In the case below, the CLOSEST matching dimension cell UP from any selected cell in obs as shown is B4.

Illustration of regex selection with
cells

(Note that the examples in the images are truncated forms of the full spreadsheets. In the full spreadsheet, the cell All aged 16 to 64 also matches this age regex. The selected obs cells that are below this "All aged 16 to 64" cell will actually have that as their corresponding dimension, as that cell would be the CLOSEST UP from them, closer than the All aged 16 & over.)

Illustration of another regex selection with
cells

Line 5

tab.filter("Total economically active").fill(LEFT).fill(RIGHT).is_not_blank().dimension('indicator', DIRECTLY, ABOVE)

Here we first find cells that contain exactly Total economically active. For all of the cells in this selection, we then select all cells to the left and right of these with .fill(LEFT) and .fill(RIGHT):

Illustration of header selection

As shown, this also includes lots of blank cells, those to either side of the headers as well as the empty cells between headers (e.g.

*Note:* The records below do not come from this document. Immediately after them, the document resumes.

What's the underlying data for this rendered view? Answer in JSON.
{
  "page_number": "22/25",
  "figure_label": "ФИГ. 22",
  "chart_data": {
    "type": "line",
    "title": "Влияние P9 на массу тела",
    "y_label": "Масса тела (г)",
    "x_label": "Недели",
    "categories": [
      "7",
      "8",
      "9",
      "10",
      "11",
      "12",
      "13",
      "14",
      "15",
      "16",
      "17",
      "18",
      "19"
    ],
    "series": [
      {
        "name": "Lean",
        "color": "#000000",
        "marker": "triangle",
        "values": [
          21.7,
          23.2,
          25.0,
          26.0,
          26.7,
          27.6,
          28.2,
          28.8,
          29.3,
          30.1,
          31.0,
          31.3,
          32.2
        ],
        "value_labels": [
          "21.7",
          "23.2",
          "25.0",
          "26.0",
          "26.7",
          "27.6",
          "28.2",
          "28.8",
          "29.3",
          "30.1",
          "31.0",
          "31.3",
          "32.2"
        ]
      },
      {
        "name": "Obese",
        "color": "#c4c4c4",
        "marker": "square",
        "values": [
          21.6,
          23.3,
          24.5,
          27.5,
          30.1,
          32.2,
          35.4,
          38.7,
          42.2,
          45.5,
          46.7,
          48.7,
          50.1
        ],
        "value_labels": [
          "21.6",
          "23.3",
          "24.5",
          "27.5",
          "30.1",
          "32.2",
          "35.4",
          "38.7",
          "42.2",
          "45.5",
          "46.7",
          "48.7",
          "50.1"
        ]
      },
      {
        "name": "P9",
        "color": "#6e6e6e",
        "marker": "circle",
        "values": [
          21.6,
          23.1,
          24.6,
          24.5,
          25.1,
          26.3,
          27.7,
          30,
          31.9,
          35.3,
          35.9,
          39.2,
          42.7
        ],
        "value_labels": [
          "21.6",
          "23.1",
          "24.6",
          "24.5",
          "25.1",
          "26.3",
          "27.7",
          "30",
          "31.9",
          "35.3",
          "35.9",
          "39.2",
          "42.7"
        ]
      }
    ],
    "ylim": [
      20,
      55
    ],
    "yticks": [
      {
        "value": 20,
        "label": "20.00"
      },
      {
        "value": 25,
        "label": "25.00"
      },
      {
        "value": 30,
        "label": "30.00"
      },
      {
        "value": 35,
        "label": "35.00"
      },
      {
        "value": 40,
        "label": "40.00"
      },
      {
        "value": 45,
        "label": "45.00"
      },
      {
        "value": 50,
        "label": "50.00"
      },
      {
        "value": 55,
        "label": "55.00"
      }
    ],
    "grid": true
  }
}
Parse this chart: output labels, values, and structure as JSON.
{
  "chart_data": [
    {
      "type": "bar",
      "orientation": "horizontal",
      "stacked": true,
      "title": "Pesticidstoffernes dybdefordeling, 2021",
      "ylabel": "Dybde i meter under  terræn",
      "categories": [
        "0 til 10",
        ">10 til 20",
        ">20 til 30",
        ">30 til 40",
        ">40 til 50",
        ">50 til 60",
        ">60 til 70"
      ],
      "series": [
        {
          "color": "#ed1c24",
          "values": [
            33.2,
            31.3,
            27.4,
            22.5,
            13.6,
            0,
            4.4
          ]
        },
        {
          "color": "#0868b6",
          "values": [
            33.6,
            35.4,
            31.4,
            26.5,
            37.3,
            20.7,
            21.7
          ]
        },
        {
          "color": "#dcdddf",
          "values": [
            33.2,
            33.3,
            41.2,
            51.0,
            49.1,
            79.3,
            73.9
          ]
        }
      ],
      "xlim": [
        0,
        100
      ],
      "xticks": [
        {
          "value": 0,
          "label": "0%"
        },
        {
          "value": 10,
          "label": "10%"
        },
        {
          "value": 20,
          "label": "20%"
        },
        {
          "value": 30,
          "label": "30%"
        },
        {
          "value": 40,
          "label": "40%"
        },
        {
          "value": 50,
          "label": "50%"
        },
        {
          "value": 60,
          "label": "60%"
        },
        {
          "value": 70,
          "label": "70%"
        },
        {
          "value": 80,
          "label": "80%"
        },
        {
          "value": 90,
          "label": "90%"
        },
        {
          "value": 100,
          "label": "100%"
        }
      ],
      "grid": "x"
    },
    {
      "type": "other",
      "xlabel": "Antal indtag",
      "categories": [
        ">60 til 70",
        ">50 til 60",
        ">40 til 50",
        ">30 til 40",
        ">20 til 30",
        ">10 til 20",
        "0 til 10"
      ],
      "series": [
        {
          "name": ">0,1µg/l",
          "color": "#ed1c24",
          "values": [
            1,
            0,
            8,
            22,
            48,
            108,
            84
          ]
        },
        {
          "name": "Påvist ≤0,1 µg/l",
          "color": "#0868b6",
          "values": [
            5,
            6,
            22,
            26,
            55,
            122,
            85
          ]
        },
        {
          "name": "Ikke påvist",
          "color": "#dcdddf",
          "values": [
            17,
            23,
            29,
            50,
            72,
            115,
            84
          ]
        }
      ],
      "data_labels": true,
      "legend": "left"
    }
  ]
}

C4, E4...)

The image below shows the effect of is_not_blank(): it removes these unwanted and empty cells.

Illustration of header selection without
blanks

.dimension('indicator', DIRECTLY, ABOVE) labels the cell in this selection directly above each cell of interest as indicator.

Line 6

tab.dimension('adjusted_yn', tab.name)

This line explicitly sets a dimension item to be the name of the current tab (tab.name). It doesn't actually consider any of the cells in the spreadsheet at all.

This only works for text which doesn't depend on the particular observation — so typically things which are the same for all observations on the tab.

So, for this dimension, the values will be seasonally adjusted or not seasonally adjusted depending on which tab the observation was found.

Extracting the data with the dimensions

Line 7

return obs then tells databaker that it's the end of the recipe and we've finished selecting observations and dimensions. If we run this recipe, the output data will be generated containing the observations and dimensions we've chosen in it.